Zaras Lächeln wurde breiter. »Keine Zeit mehr«, sagte sie, beugte sich übers Bett und zog Anita hoch. »Der große Ball beginnt!«
Anita rutschte vom Bett. »Na gut«, murmelte sie, während Zara sie zur Tür zerrte. »Was habe ich schon zu verlieren? Das passiert ja sowieso alles nur in meinem Kopf. Also macht es auch nichts, wenn ich mich zum totalen Idioten mache.«
Anita hatte erwartet, dass alle Schlossbewohner zum Ball eilen würden, aber in den Korridoren und auf den Treppen war alles leer und still. Während die beiden die kerzenerleuchteten Gänge entlangschritten, spürte sie, wie Zaras Aufregung auf sie übersprang. Aber wo waren bloß alle anderen?
Sie gelangten in eine Vorhalle, die nur spärlich erleuchtet war und vollkommen verlassen war. Vor ihnen befand sich eine Flügeltür aus dunklem Holz.
»Öffne die Türen«, sagte Zara.
Verwirrt gehorchte Anita und die Türen schwangen auf.
Anita blickte sich über die Schulter Hilfe suchend nach Zara um. Was ging hier vor? Spielte ihr Zara etwa einen Streich?
»Na, los«, drängte Zara. »Du musst hineingehen.«
Achselzuckend trat Anita über die Schwelle in den pechschwarzen Raum. Dort blieb sie stehen und spähte angestrengt in die Dunkelheit.

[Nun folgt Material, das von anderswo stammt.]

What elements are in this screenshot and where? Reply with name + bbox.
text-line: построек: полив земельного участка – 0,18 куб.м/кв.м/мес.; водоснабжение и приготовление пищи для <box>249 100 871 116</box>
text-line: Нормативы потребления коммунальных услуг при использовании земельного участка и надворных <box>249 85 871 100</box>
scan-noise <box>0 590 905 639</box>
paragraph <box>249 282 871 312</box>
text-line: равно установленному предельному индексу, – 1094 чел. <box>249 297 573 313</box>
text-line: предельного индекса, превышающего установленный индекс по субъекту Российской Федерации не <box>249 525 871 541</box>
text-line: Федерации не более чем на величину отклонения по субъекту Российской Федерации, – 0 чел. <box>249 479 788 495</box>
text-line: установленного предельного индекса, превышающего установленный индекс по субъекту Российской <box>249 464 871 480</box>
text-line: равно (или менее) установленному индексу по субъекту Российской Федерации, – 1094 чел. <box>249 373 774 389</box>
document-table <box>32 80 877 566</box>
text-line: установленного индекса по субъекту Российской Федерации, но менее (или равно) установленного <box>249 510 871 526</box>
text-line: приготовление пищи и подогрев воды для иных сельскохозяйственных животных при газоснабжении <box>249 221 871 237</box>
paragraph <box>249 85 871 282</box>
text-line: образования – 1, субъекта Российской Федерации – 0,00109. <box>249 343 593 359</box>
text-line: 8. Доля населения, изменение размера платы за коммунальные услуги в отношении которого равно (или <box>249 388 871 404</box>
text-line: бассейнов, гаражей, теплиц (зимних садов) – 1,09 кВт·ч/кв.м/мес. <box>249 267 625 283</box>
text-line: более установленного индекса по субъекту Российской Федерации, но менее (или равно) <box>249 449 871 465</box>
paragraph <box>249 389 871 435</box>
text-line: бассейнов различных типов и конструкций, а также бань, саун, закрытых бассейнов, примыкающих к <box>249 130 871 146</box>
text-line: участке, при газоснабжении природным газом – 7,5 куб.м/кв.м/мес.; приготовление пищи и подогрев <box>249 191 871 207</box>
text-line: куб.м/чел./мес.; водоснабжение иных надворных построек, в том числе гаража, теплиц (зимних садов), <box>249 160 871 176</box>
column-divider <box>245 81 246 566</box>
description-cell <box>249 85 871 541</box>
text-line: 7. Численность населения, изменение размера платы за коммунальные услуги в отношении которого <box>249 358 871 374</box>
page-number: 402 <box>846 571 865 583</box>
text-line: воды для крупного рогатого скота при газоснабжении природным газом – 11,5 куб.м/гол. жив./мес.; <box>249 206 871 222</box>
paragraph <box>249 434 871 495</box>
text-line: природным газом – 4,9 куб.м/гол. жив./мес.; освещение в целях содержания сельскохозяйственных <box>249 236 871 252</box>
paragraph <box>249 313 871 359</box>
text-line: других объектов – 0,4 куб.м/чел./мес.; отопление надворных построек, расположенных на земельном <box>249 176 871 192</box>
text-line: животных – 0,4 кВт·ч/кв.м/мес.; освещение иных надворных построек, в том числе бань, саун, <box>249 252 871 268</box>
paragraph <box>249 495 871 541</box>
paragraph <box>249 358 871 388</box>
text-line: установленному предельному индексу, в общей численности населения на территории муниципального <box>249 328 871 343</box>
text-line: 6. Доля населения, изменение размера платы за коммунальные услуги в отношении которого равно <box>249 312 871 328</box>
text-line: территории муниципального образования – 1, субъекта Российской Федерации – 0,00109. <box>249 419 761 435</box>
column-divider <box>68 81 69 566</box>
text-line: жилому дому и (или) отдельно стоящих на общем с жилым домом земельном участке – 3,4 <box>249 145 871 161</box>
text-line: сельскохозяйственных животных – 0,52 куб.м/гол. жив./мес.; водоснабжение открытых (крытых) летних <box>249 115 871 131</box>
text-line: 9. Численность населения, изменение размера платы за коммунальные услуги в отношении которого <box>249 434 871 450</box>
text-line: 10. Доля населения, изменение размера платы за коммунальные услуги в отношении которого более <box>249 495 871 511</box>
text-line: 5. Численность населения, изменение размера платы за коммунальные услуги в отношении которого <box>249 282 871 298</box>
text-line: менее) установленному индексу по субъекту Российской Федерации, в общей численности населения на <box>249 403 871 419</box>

»Hallo?«, rief sie. »Ist da jemand?«
Sie vernahm jetzt gedämpfte Musik, leise Cello- und Flötenklänge und sanftes Tamburintrommeln. Und plötzlich glomm in der kohlrabenschwarzen Dunkelheit ein kleines Licht auf.
»Willkommen, meine über alles geliebte Tochter.« Das war Oberons Stimme. »Tausendmal willkommen!«
Die Musik schwoll an und der Lichtschein wuchs, vergrößerte sich zu einem goldenen Leuchten, das sich schließlich bis in jede Ecke des riesigen Raums ausbreitete.
Anita bemerkte, dass sie sich in der Großen Halle befand, die sie zum ersten Mal gesehen hatte, als sie mit Gabriel im Palast gewesen war. Nur war sie diesmal durch die Türen unterhalb der Empore eingetreten.
In dem goldenen Licht sah man nun auch den König, der vor den beiden Thronen stand. Anita sah jetzt außerdem, dass eine Schar farbenprächtig gekleideter Leute den Saal füllte, die sie alle fröhlich anlächelten.
Anita durchfuhr ein aufgeregtes Prickeln, als ihr auffiel, dass der goldenen Schein die Wände emporstieg, die Kerzen in den Haltern entzündete und weiterkletterte bis zu den Kronleuchtern an der Decke, die dann ebenfalls zu brennen begannen.
Noch während Anita versuchte, das alles in sich aufzunehmen, ertöntem Jubelrufe und die Musik schwoll zu einem lauten Crescendo an.
Ergriffen traten ihr Tränen in die Augen. War das wirklich nur ein Traum? Es fühlte sich alles so wirklich an.
Oberon kam lächelnd auf sie zu.
Ihr Mund war ausgetrocknet und ihr Kopf wie Watte, als er liebevoll ihren Arm ergriff. Dann schritten sie unter neuerlichem Jubel gemeinsam durch die Menge.
»Möge der erste Tanz Greenwood sein!«, rief Oberon über den Tumult hinweg. »Ich werde ihn mit meiner Tochter tanzen.«
Wieder ertönte Applaus und das Orchester, das auf der Empore saß, spielte nun eine dynamische, muntere Melodie. Anita blickte den König erschrocken an. »Den Tanz kenne ich nicht«, sagte sie.
»Ah, keine Sorge«, versprach der König. »Komm, ich führe dich.«
Die Menge wich zurück, sodass sich in der Mitte eine freie Fläche zum Tanzen bildete. Mit Herzklopfen folgte Anita Oberon in den Kreis hinein. Der König trat einen Schritt zurück und machte eine tiefe Verbeugung.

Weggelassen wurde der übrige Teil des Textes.